= MIT Laboratory for Information and Decision Systems =

Laboratory at the Massachusetts Institute of Technology, MA, USA

The MIT Laboratory for Information and Decision Systems (LIDS) is an interdisciplinary research laboratory of MIT, working on research in the areas of communications, control, and signal processing combining faculty from the School of Engineering (including the Department of Aeronautics and Astronautics), the Department of Mathematics and the MIT Sloan School of Management. The lab is located in the Dreyfoos Tower of the Stata Center and shares some research duties with MIT's Lincoln Laboratory and the independent Draper Laboratory.

The laboratory was founded in 1940 as the Servomechanisms Laboratory (servo lab). At the time it was a center for research into automated control systems, including those used for automatic gun laying systems. This expertise led to work in the emerging radar field where the lab was instrumental in introducing automatic radar tracking systems used in the SCR-584 radar.

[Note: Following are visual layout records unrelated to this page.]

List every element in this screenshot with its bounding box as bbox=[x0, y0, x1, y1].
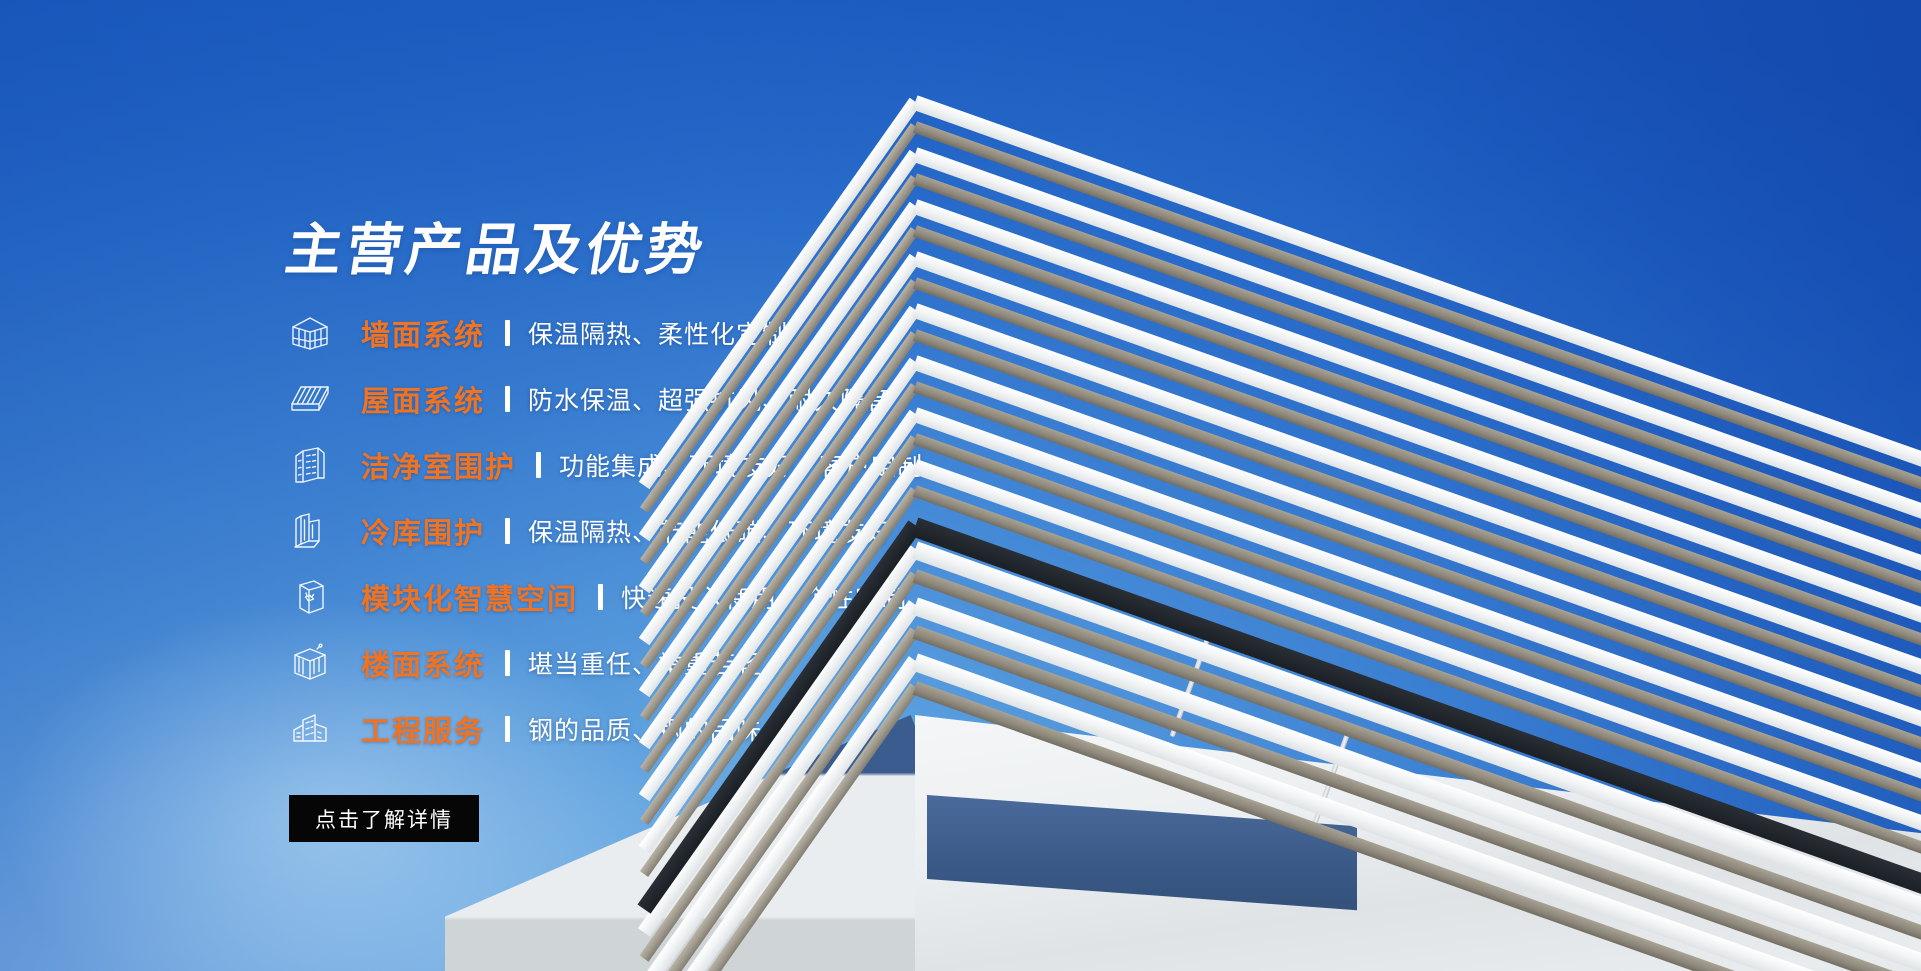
product-description: 钢的品质、钢的品味 bbox=[528, 711, 762, 747]
product-label: 屋面系统 bbox=[361, 378, 485, 420]
product-list-item[interactable]: 楼面系统堪当重任、举重若轻 bbox=[287, 630, 1187, 696]
label-separator bbox=[505, 386, 510, 412]
product-label: 楼面系统 bbox=[361, 642, 485, 684]
modular-smart-space-icon bbox=[287, 575, 333, 619]
product-description: 功能集成、环境友好、客户定制 bbox=[559, 447, 923, 483]
product-label: 墙面系统 bbox=[361, 312, 485, 354]
cold-storage-enclosure-icon bbox=[287, 509, 333, 553]
cleanroom-enclosure-icon bbox=[287, 443, 333, 487]
engineering-service-icon bbox=[287, 707, 333, 751]
product-list: 墙面系统保温隔热、柔性化定制 屋面系统防水保温、超强抗风、耐久隔音 bbox=[287, 300, 1187, 762]
learn-more-button[interactable]: 点击了解详情 bbox=[289, 795, 479, 842]
product-list-item[interactable]: 墙面系统保温隔热、柔性化定制 bbox=[287, 300, 1187, 366]
page-title: 主营产品及优势 bbox=[281, 205, 714, 286]
label-separator bbox=[505, 320, 510, 346]
roof-system-icon bbox=[287, 377, 333, 421]
label-separator bbox=[505, 716, 510, 742]
label-separator bbox=[598, 584, 603, 610]
product-list-item[interactable]: 屋面系统防水保温、超强抗风、耐久隔音 bbox=[287, 366, 1187, 432]
product-description: 防水保温、超强抗风、耐久隔音 bbox=[528, 381, 892, 417]
product-label: 冷库围护 bbox=[361, 510, 485, 552]
product-label: 工程服务 bbox=[361, 708, 485, 750]
product-list-item[interactable]: 模块化智慧空间快速投入使用、个性定制 bbox=[287, 564, 1187, 630]
label-separator bbox=[505, 650, 510, 676]
product-description: 保温隔热、节能低碳、环境友好 bbox=[528, 513, 892, 549]
product-label: 洁净室围护 bbox=[361, 444, 516, 486]
product-description: 堪当重任、举重若轻 bbox=[528, 645, 762, 681]
product-description: 保温隔热、柔性化定制 bbox=[528, 315, 788, 351]
product-list-item[interactable]: 洁净室围护功能集成、环境友好、客户定制 bbox=[287, 432, 1187, 498]
product-label: 模块化智慧空间 bbox=[361, 576, 578, 618]
hero-content: 主营产品及优势 墙面系统保温隔热、柔性化定制 屋面系统防水保温、超强抗风、耐久隔… bbox=[0, 0, 1000, 971]
product-list-item[interactable]: 工程服务钢的品质、钢的品味 bbox=[287, 696, 1187, 762]
label-separator bbox=[536, 452, 541, 478]
product-list-item[interactable]: 冷库围护保温隔热、节能低碳、环境友好 bbox=[287, 498, 1187, 564]
wall-system-icon bbox=[287, 311, 333, 355]
label-separator bbox=[505, 518, 510, 544]
product-description: 快速投入使用、个性定制 bbox=[621, 579, 907, 615]
floor-system-icon bbox=[287, 641, 333, 685]
hero-banner: 主营产品及优势 墙面系统保温隔热、柔性化定制 屋面系统防水保温、超强抗风、耐久隔… bbox=[0, 0, 1921, 971]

In the post-war era the lab focused more on electronic systems as opposed to mechanical servos, including the use of computers, and this led to it becoming the Electronic Systems Laboratory (ESL) in 1959. This, in turn, led to the lab working on systems to collect information from widespread sensors and combine in, and presenting that information for command decisions. This led to the current name being adopted in 1978.

== History ==
The laboratory traces its beginnings to the MIT Servomechanisms Laboratory in 1940, where work on guidance systems and early computation was done during World War II.

Known as LIDS, the laboratory has hosted several luminaries over the years, including Claude Shannon and David Forney. As of July 2021, the current acting director is Prof. Sertac Karaman.